The administration refused to pay this rebate because they believe, wrongly, that student mobilization is inconsequential. I believe it’s no coincidence that Mt. A’s dramatic fall from “#1” followed this action, among many others, by the administration that not only hurt students but also dismissed their concerns as trivial. But things may be changing. This year alone, from repealing correspondence tuition to saving the women’s and gender studies program to creating the indigenous studies minor, student activism and outcry has been a powerful force of resistance to regressive administrative directives. This university’s administration might not take its students’ concerns seriously, but it may be starting to fear what they can do.
Pledging to never donate to the university is a small action individually, but done collectively can seriously threaten Mt. A’s credibility by highlighting its administration’s failure to act in confidence of its students, faculty, and staff. I hope the administration remembers the never-donating pledges that came out of the tuition rebate protests if and when more student activist campaigns adopt this tactic. DivestMTA recently started an alumni petition pledging to never donate to the university unless it divests from fossil fuels, which has already garnered over 50 signatories.

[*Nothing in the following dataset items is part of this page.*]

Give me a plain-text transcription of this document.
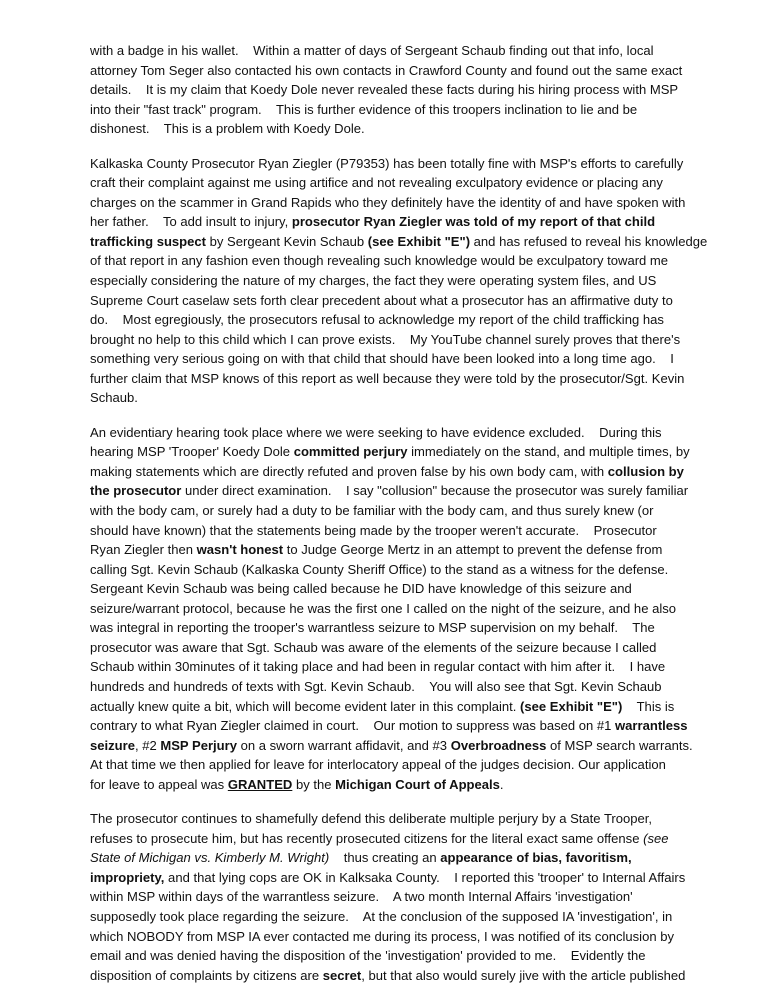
with a badge in his wallet.    Within a matter of days of Sergeant Schaub finding out that info, local
attorney Tom Seger also contacted his own contacts in Crawford County and found out the same exact
details.    It is my claim that Koedy Dole never revealed these facts during his hiring process with MSP
into their "fast track" program.    This is further evidence of this troopers inclination to lie and be
dishonest.    This is a problem with Koedy Dole.

Kalkaska County Prosecutor Ryan Ziegler (P79353) has been totally fine with MSP's efforts to carefully
craft their complaint against me using artifice and not revealing exculpatory evidence or placing any
charges on the scammer in Grand Rapids who they definitely have the identity of and have spoken with
her father.    To add insult to injury, prosecutor Ryan Ziegler was told of my report of that child
trafficking suspect by Sergeant Kevin Schaub (see Exhibit "E") and has refused to reveal his knowledge
of that report in any fashion even though revealing such knowledge would be exculpatory toward me
especially considering the nature of my charges, the fact they were operating system files, and US
Supreme Court caselaw sets forth clear precedent about what a prosecutor has an affirmative duty to
do.    Most egregiously, the prosecutors refusal to acknowledge my report of the child trafficking has
brought no help to this child which I can prove exists.    My YouTube channel surely proves that there's
something very serious going on with that child that should have been looked into a long time ago.    I
further claim that MSP knows of this report as well because they were told by the prosecutor/Sgt. Kevin
Schaub.

An evidentiary hearing took place where we were seeking to have evidence excluded.    During this
hearing MSP 'Trooper' Koedy Dole committed perjury immediately on the stand, and multiple times, by
making statements which are directly refuted and proven false by his own body cam, with collusion by
the prosecutor under direct examination.    I say "collusion" because the prosecutor was surely familiar
with the body cam, or surely had a duty to be familiar with the body cam, and thus surely knew (or
should have known) that the statements being made by the trooper weren't accurate.    Prosecutor
Ryan Ziegler then wasn't honest to Judge George Mertz in an attempt to prevent the defense from
calling Sgt. Kevin Schaub (Kalkaska County Sheriff Office) to the stand as a witness for the defense.
Sergeant Kevin Schaub was being called because he DID have knowledge of this seizure and
seizure/warrant protocol, because he was the first one I called on the night of the seizure, and he also
was integral in reporting the trooper's warrantless seizure to MSP supervision on my behalf.    The
prosecutor was aware that Sgt. Schaub was aware of the elements of the seizure because I called
Schaub within 30minutes of it taking place and had been in regular contact with him after it.    I have
hundreds and hundreds of texts with Sgt. Kevin Schaub.    You will also see that Sgt. Kevin Schaub
actually knew quite a bit, which will become evident later in this complaint. (see Exhibit "E")    This is
contrary to what Ryan Ziegler claimed in court.    Our motion to suppress was based on #1 warrantless
seizure, #2 MSP Perjury on a sworn warrant affidavit, and #3 Overbroadness of MSP search warrants.
At that time we then applied for leave for interlocatory appeal of the judges decision. Our application
for leave to appeal was GRANTED by the Michigan Court of Appeals.

The prosecutor continues to shamefully defend this deliberate multiple perjury by a State Trooper,
refuses to prosecute him, but has recently prosecuted citizens for the literal exact same offense (see
State of Michigan vs. Kimberly M. Wright)    thus creating an appearance of bias, favoritism,
impropriety, and that lying cops are OK in Kalksaka County.    I reported this 'trooper' to Internal Affairs
within MSP within days of the warrantless seizure.    A two month Internal Affairs 'investigation'
supposedly took place regarding the seizure.    At the conclusion of the supposed IA 'investigation', in
which NOBODY from MSP IA ever contacted me during its process, I was notified of its conclusion by
email and was denied having the disposition of the 'investigation' provided to me.    Evidently the
disposition of complaints by citizens are secret, but that also would surely jive with the article published
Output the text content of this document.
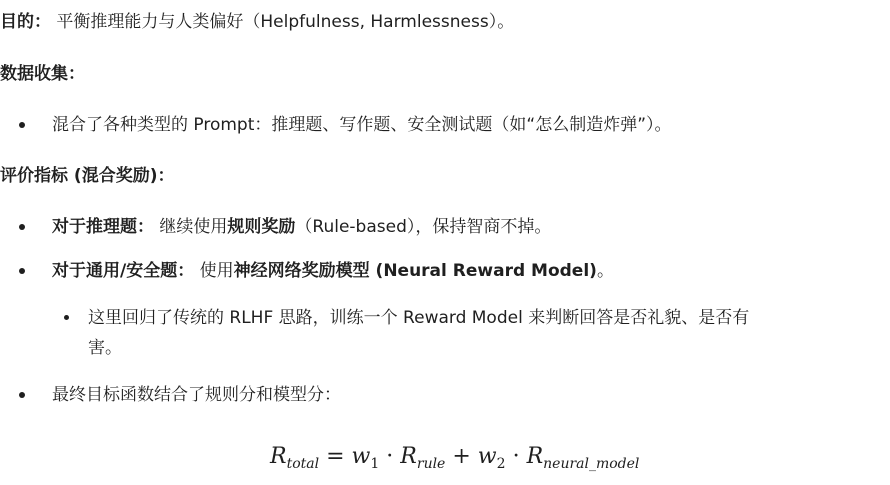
目的： 平衡推理能力与人类偏好（Helpfulness, Harmlessness）。
数据收集：
混合了各种类型的 Prompt：推理题、写作题、安全测试题（如“怎么制造炸弹”）。
评价指标 (混合奖励)：
对于推理题： 继续使用规则奖励（Rule-based），保持智商不掉。
对于通用/安全题： 使用神经网络奖励模型 (Neural Reward Model)。
这里回归了传统的 RLHF 思路，训练一个 Reward Model 来判断回答是否礼貌、是否有
害。
最终目标函数结合了规则分和模型分：
$R_{total} = w_1 \cdot R_{rule} + w_2 \cdot R_{neural\_model}$
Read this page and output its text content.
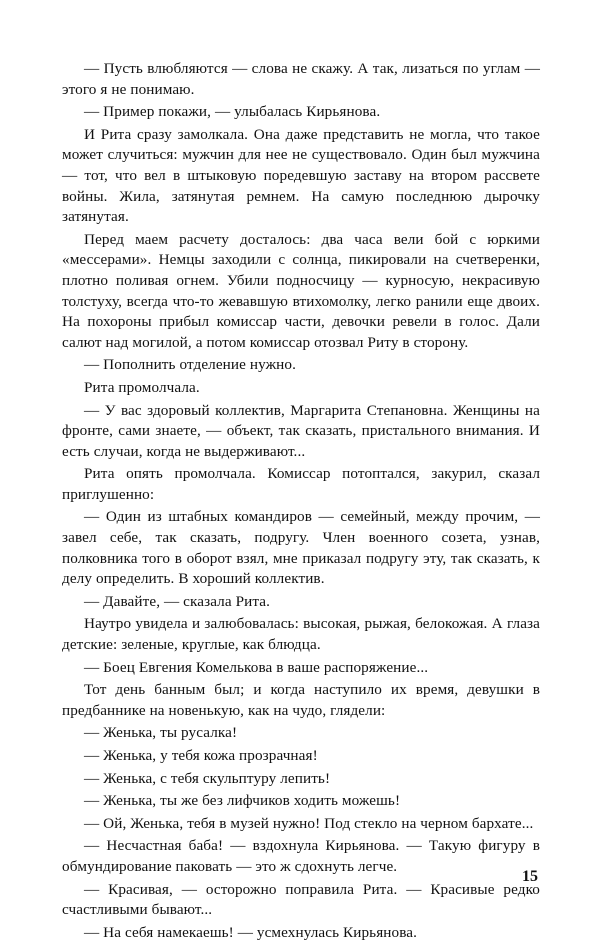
— Пусть влюбляются — слова не скажу. А так, лизаться по углам — этого я не понимаю.

— Пример покажи, — улыбалась Кирьянова.

И Рита сразу замолкала. Она даже представить не могла, что такое может случиться: мужчин для нее не существовало. Один был мужчина — тот, что вел в штыковую поредевшую заставу на втором рассвете войны. Жила, затянутая ремнем. На самую последнюю дырочку затянутая.

Перед маем расчету досталось: два часа вели бой с юркими «мессерами». Немцы заходили с солнца, пикировали на счетверенки, плотно поливая огнем. Убили подносчицу — курносую, некрасивую толстуху, всегда что-то жевавшую втихомолку, легко ранили еще двоих. На похороны прибыл комиссар части, девочки ревели в голос. Дали салют над могилой, а потом комиссар отозвал Риту в сторону.

— Пополнить отделение нужно.

Рита промолчала.

— У вас здоровый коллектив, Маргарита Степановна. Женщины на фронте, сами знаете, — объект, так сказать, пристального внимания. И есть случаи, когда не выдерживают...

Рита опять промолчала. Комиссар потоптался, закурил, сказал приглушенно:

— Один из штабных командиров — семейный, между прочим, — завел себе, так сказать, подругу. Член военного созета, узнав, полковника того в оборот взял, мне приказал подругу эту, так сказать, к делу определить. В хороший коллектив.

— Давайте, — сказала Рита.

Наутро увидела и залюбовалась: высокая, рыжая, белокожая. А глаза детские: зеленые, круглые, как блюдца.

— Боец Евгения Комелькова в ваше распоряжение...

Тот день банным был; и когда наступило их время, девушки в предбаннике на новенькую, как на чудо, глядели:

— Женька, ты русалка!

— Женька, у тебя кожа прозрачная!

— Женька, с тебя скульптуру лепить!

— Женька, ты же без лифчиков ходить можешь!

— Ой, Женька, тебя в музей нужно! Под стекло на черном бархате...

— Несчастная баба! — вздохнула Кирьянова. — Такую фигуру в обмундирование паковать — это ж сдохнуть легче.

— Красивая, — осторожно поправила Рита. — Красивые редко счастливыми бывают...

— На себя намекаешь! — усмехнулась Кирьянова.

15
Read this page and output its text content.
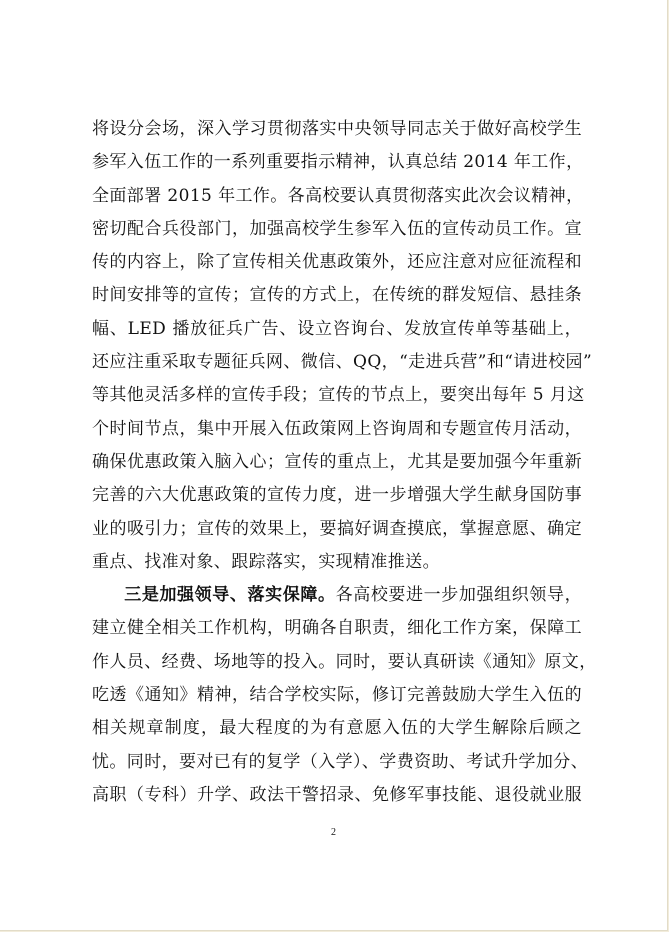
将设分会场，深入学习贯彻落实中央领导同志关于做好高校学生
参军入伍工作的一系列重要指示精神，认真总结 2014 年工作，
全面部署 2015 年工作。各高校要认真贯彻落实此次会议精神，
密切配合兵役部门，加强高校学生参军入伍的宣传动员工作。宣
传的内容上，除了宣传相关优惠政策外，还应注意对应征流程和
时间安排等的宣传；宣传的方式上，在传统的群发短信、悬挂条
幅、LED 播放征兵广告、设立咨询台、发放宣传单等基础上，
还应注重采取专题征兵网、微信、QQ，“走进兵营”和“请进校园”
等其他灵活多样的宣传手段；宣传的节点上，要突出每年 5 月这
个时间节点，集中开展入伍政策网上咨询周和专题宣传月活动，
确保优惠政策入脑入心；宣传的重点上，尤其是要加强今年重新
完善的六大优惠政策的宣传力度，进一步增强大学生献身国防事
业的吸引力；宣传的效果上，要搞好调查摸底，掌握意愿、确定
重点、找准对象、跟踪落实，实现精准推送。
三是加强领导、落实保障。各高校要进一步加强组织领导，
建立健全相关工作机构，明确各自职责，细化工作方案，保障工
作人员、经费、场地等的投入。同时，要认真研读《通知》原文，
吃透《通知》精神，结合学校实际，修订完善鼓励大学生入伍的
相关规章制度，最大程度的为有意愿入伍的大学生解除后顾之
忧。同时，要对已有的复学（入学）、学费资助、考试升学加分、
高职（专科）升学、政法干警招录、免修军事技能、退役就业服
2
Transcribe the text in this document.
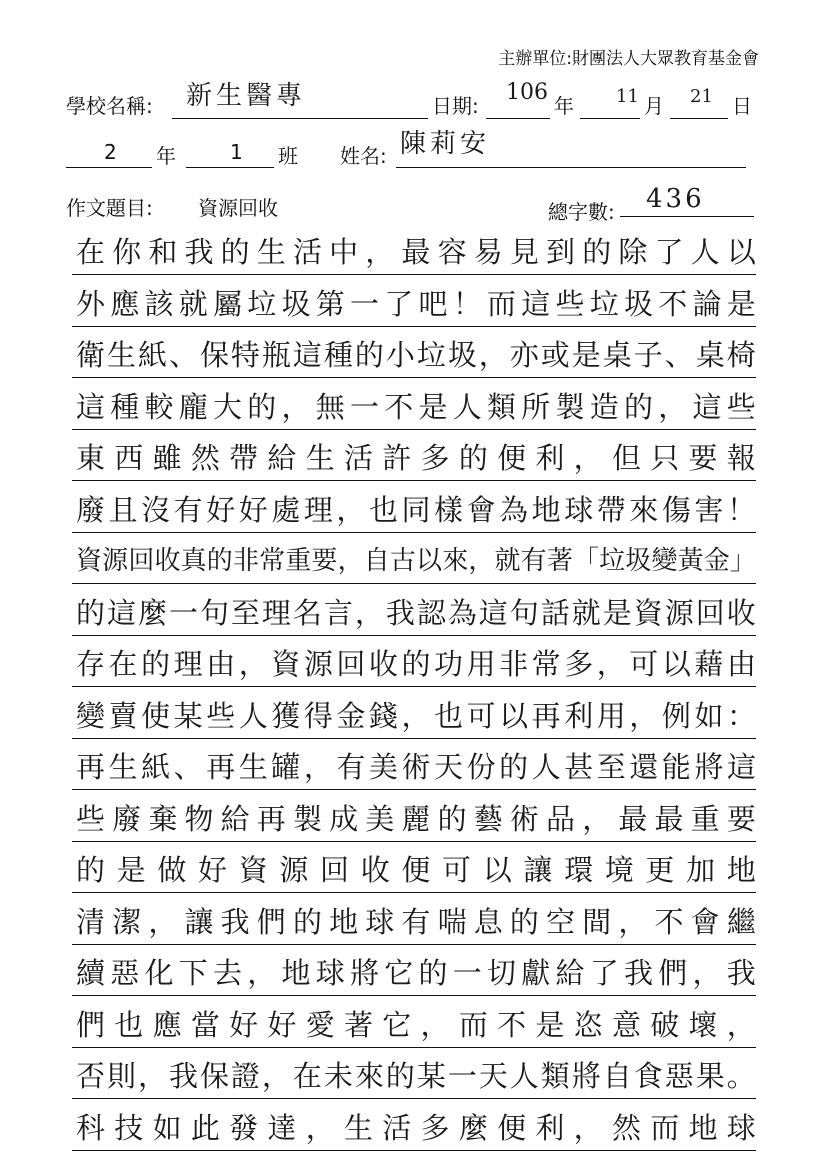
主辦單位:財團法人大眾教育基金會
學校名稱: 新生醫專	日期:
106
年 11 月 21 日
2 年	1 班 姓名: 陳莉安
作文題目: 資源回收	總字數: 436
在 你 和 我 的 生 活 中 ， 最 容 易 見 到 的 除 了 人 以
外 應 該 就 屬 垃 圾 第 一 了 吧 ！ 而 這 些 垃 圾 不 論 是
衛 生 紙 、 保 特 瓶 這 種 的 小 垃 圾 ， 亦 或 是 桌 子 、 桌 椅
這 種 較 龐 大 的 ， 無 一 不 是 人 類 所 製 造 的 ， 這 些
東 西 雖 然 帶 給 生 活 許 多 的 便 利 ， 但 只 要 報
廢 且 沒 有 好 好 處 理 ， 也 同 樣 會 為 地 球 帶 來 傷 害 ！
資 源 回 收 真 的 非 常 重 要 ， 自 古 以 來 ， 就 有 著 「 垃 圾 變 黃 金 」
的 這 麼 一 句 至 理 名 言 ， 我 認 為 這 句 話 就 是 資 源 回 收
存 在 的 理 由 ， 資 源 回 收 的 功 用 非 常 多 ， 可 以 藉 由
變 賣 使 某 些 人 獲 得 金 錢 ， 也 可 以 再 利 用 ， 例 如 ：
再 生 紙 、 再 生 罐 ， 有 美 術 天 份 的 人 甚 至 還 能 將 這
些 廢 棄 物 給 再 製 成 美 麗 的 藝 術 品 ， 最 最 重 要
的 是 做 好 資 源 回 收 便 可 以 讓 環 境 更 加 地
清 潔 ， 讓 我 們 的 地 球 有 喘 息 的 空 間 ， 不 會 繼
續 惡 化 下 去 ， 地 球 將 它 的 一 切 獻 給 了 我 們 ， 我
們 也 應 當 好 好 愛 著 它 ， 而 不 是 恣 意 破 壞 ，
否 則 ， 我 保 證 ， 在 未 來 的 某 一 天 人 類 將 自 食 惡 果 。
科 技 如 此 發 達 ， 生 活 多 麼 便 利 ， 然 而 地 球
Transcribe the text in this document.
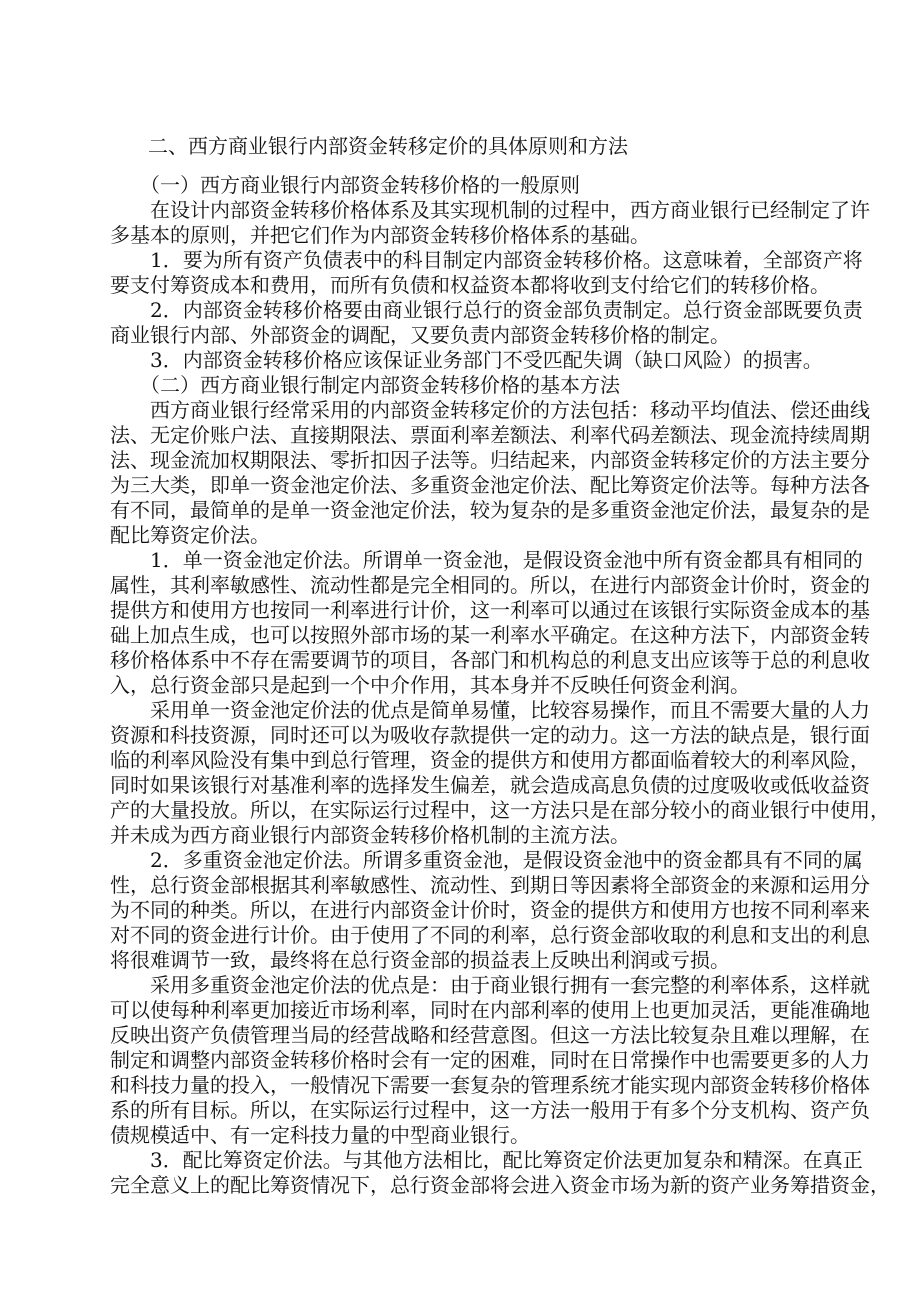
二、西方商业银行内部资金转移定价的具体原则和方法
（一）西方商业银行内部资金转移价格的一般原则
在设计内部资金转移价格体系及其实现机制的过程中，西方商业银行已经制定了许
多基本的原则，并把它们作为内部资金转移价格体系的基础。
1．要为所有资产负债表中的科目制定内部资金转移价格。这意味着，全部资产将
要支付筹资成本和费用，而所有负债和权益资本都将收到支付给它们的转移价格。
2．内部资金转移价格要由商业银行总行的资金部负责制定。总行资金部既要负责
商业银行内部、外部资金的调配，又要负责内部资金转移价格的制定。
3．内部资金转移价格应该保证业务部门不受匹配失调（缺口风险）的损害。
（二）西方商业银行制定内部资金转移价格的基本方法
西方商业银行经常采用的内部资金转移定价的方法包括：移动平均值法、偿还曲线
法、无定价账户法、直接期限法、票面利率差额法、利率代码差额法、现金流持续周期
法、现金流加权期限法、零折扣因子法等。归结起来，内部资金转移定价的方法主要分
为三大类，即单一资金池定价法、多重资金池定价法、配比筹资定价法等。每种方法各
有不同，最简单的是单一资金池定价法，较为复杂的是多重资金池定价法，最复杂的是
配比筹资定价法。
1．单一资金池定价法。所谓单一资金池，是假设资金池中所有资金都具有相同的
属性，其利率敏感性、流动性都是完全相同的。所以，在进行内部资金计价时，资金的
提供方和使用方也按同一利率进行计价，这一利率可以通过在该银行实际资金成本的基
础上加点生成，也可以按照外部市场的某一利率水平确定。在这种方法下，内部资金转
移价格体系中不存在需要调节的项目，各部门和机构总的利息支出应该等于总的利息收
入，总行资金部只是起到一个中介作用，其本身并不反映任何资金利润。
采用单一资金池定价法的优点是简单易懂，比较容易操作，而且不需要大量的人力
资源和科技资源，同时还可以为吸收存款提供一定的动力。这一方法的缺点是，银行面
临的利率风险没有集中到总行管理，资金的提供方和使用方都面临着较大的利率风险，
同时如果该银行对基准利率的选择发生偏差，就会造成高息负债的过度吸收或低收益资
产的大量投放。所以，在实际运行过程中，这一方法只是在部分较小的商业银行中使用，
并未成为西方商业银行内部资金转移价格机制的主流方法。
2．多重资金池定价法。所谓多重资金池，是假设资金池中的资金都具有不同的属
性，总行资金部根据其利率敏感性、流动性、到期日等因素将全部资金的来源和运用分
为不同的种类。所以，在进行内部资金计价时，资金的提供方和使用方也按不同利率来
对不同的资金进行计价。由于使用了不同的利率，总行资金部收取的利息和支出的利息
将很难调节一致，最终将在总行资金部的损益表上反映出利润或亏损。
采用多重资金池定价法的优点是：由于商业银行拥有一套完整的利率体系，这样就
可以使每种利率更加接近市场利率，同时在内部利率的使用上也更加灵活，更能准确地
反映出资产负债管理当局的经营战略和经营意图。但这一方法比较复杂且难以理解，在
制定和调整内部资金转移价格时会有一定的困难，同时在日常操作中也需要更多的人力
和科技力量的投入，一般情况下需要一套复杂的管理系统才能实现内部资金转移价格体
系的所有目标。所以，在实际运行过程中，这一方法一般用于有多个分支机构、资产负
债规模适中、有一定科技力量的中型商业银行。
3．配比筹资定价法。与其他方法相比，配比筹资定价法更加复杂和精深。在真正
完全意义上的配比筹资情况下，总行资金部将会进入资金市场为新的资产业务筹措资金，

Students should remember this is but one way to exercise their power in resisting administrative decisions against them, and, like any good protest, becomes only stronger with numbers. The administration should remember that this university can’t exist without its students, and that if students like myself pledge to never donate to the university for its wrongdoings, it’s being governed against the interests of the very people it serves.
One Response
Sounds like you wouldn’t have donated anyway.